Along with inflammation, there is a bit of contraction of the plantar fascia. There may also be microscopic tears of collagen.
Generally, a person would feel a sharp pain with the first step in the morning. However, the pain would subside a bit along with the progress of the day.
In most cases, it will disappear within a few months if overstressing of feet is avoided. It means that rest, along with massage, and other physiotherapeutic methods may help well.
Another way to overcome this painful condition is stretching exercises. There are some exercises designed explicitly for this condition. These exercises stretch the plantar fascia and thus reduces physical stress on it.

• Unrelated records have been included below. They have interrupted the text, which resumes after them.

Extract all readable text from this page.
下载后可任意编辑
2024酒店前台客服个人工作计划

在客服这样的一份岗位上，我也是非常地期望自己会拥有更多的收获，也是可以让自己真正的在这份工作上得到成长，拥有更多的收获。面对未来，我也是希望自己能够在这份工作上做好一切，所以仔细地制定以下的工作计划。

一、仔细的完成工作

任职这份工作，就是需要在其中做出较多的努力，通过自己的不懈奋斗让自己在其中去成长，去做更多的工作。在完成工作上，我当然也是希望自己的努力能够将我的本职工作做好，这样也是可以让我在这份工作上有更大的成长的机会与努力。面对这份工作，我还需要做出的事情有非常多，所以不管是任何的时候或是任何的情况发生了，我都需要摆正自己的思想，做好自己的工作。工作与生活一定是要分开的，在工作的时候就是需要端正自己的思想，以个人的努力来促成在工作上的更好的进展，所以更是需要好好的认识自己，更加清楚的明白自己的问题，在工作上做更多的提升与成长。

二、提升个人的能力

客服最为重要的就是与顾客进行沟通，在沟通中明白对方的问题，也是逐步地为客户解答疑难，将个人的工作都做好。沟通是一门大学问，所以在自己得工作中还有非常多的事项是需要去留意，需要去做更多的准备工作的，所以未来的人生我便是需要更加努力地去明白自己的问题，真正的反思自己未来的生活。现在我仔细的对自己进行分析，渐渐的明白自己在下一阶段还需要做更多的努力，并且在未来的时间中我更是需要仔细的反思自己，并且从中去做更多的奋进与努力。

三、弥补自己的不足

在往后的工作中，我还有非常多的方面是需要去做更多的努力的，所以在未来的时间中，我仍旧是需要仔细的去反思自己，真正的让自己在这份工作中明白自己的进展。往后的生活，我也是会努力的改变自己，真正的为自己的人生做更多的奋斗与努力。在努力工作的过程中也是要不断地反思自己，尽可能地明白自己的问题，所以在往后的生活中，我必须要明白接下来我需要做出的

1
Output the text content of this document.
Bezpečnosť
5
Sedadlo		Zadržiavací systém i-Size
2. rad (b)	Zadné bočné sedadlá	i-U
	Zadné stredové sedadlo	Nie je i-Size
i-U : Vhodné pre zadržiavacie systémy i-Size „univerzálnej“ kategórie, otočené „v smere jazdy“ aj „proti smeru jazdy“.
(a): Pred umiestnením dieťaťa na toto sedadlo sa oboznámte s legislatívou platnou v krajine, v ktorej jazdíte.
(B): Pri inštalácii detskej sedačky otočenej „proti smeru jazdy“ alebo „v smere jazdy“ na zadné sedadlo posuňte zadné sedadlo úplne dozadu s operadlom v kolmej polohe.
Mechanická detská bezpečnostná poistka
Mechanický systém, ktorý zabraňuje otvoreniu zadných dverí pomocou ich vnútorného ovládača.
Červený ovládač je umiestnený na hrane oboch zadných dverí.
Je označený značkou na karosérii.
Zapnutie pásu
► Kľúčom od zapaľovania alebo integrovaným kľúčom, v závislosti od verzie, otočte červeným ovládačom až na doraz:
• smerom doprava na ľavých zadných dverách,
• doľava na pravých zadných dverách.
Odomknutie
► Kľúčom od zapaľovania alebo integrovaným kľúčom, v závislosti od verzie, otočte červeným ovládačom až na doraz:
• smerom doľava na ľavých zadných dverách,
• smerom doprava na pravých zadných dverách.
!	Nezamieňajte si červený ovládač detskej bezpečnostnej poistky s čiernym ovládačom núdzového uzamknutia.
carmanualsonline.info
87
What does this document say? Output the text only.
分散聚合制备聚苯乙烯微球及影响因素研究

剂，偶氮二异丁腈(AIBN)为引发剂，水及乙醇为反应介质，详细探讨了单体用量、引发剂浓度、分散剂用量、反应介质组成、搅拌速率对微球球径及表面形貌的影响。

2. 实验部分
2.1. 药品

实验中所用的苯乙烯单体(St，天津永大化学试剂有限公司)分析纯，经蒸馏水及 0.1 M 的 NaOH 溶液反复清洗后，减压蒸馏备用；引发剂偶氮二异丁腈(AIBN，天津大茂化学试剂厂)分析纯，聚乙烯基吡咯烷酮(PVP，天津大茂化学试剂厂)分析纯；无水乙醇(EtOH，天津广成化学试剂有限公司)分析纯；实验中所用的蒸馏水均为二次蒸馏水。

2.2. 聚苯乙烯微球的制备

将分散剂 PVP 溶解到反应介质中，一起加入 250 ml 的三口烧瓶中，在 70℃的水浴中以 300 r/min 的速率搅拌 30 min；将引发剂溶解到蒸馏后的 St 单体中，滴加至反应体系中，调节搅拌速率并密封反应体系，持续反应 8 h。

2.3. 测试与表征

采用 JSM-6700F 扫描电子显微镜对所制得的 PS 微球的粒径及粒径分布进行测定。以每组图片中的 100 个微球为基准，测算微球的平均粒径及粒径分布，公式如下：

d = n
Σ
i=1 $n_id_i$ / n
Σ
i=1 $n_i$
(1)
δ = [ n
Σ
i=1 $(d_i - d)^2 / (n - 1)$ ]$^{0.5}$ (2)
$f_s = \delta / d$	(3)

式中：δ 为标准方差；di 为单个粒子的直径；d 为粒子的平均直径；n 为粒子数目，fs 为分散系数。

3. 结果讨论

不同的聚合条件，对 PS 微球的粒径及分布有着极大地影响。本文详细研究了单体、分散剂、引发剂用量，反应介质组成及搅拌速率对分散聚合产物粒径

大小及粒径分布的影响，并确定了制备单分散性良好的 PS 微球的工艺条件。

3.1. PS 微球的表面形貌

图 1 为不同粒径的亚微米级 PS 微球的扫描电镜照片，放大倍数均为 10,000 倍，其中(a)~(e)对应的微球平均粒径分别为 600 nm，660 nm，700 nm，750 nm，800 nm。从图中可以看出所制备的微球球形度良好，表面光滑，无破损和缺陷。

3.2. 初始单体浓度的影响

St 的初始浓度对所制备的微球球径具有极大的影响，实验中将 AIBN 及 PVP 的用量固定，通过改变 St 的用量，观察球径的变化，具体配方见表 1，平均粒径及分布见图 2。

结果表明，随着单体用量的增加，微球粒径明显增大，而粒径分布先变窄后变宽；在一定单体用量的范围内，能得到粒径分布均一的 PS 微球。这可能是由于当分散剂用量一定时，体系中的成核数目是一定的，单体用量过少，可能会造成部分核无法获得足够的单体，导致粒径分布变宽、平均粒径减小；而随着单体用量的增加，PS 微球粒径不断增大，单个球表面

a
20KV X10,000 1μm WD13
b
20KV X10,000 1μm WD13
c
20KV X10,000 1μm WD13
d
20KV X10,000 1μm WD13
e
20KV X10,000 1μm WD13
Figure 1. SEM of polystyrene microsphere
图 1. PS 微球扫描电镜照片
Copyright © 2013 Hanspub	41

If non-pharmacological methods fail, one may need to take medications. Non-steroidal anti-inflammatory drugs (NSAIDs) are the drugs of choice. Ibuprofen is an example of these drugs and is available without a prescription. In more severe cases the doctor may prescribe similar but more potent anti-inflammatory drugs. Generally, these medications should be taken for a few weeks.
Unfortunately, plantar fasciitis is very difficult to treat in some individuals. In many cases, anti-inflammatory drugs and physiotherapy fail to help adequately.
In severe cases, a doctor may prescribe corticosteroids. Corticosteroids are the most powerful anti-inflammatory drugs known to medicine. However, it is essential to understand that these steroids have nothing to do with anabolic steroids. They are produced by our adrenals in small quantity. Corticosteroids are catabolic steroids, meaning they break muscles, make bones weaker, and suppress immunity. Thus, these drugs are reserved for very severe cases of plantar fasciitis.
Regretfully there is very limited research into the subject. Nonetheless, those who know anabolic well think that anabolics may be beneficial in many ways. Anabolic steroids are known to improve collagen production; they strengthen bones and ligaments.
Although anabolic steroids have no role in acute inflammatory pain, due to their anabolic activities, they may help in the long run. Moreover, they can be combined with other non-pharma and medicational therapies.
Anabolic steroids may help better if you take anti-oxidants and dietary supplements with them. Especially supplements that are known to help stimulate collagen synthesis. It may be a good idea to increase the intake of various vitamins (vitamin D, E, C). Also one may consider taking glucosamine based supplements, as they are suitable for collagen production.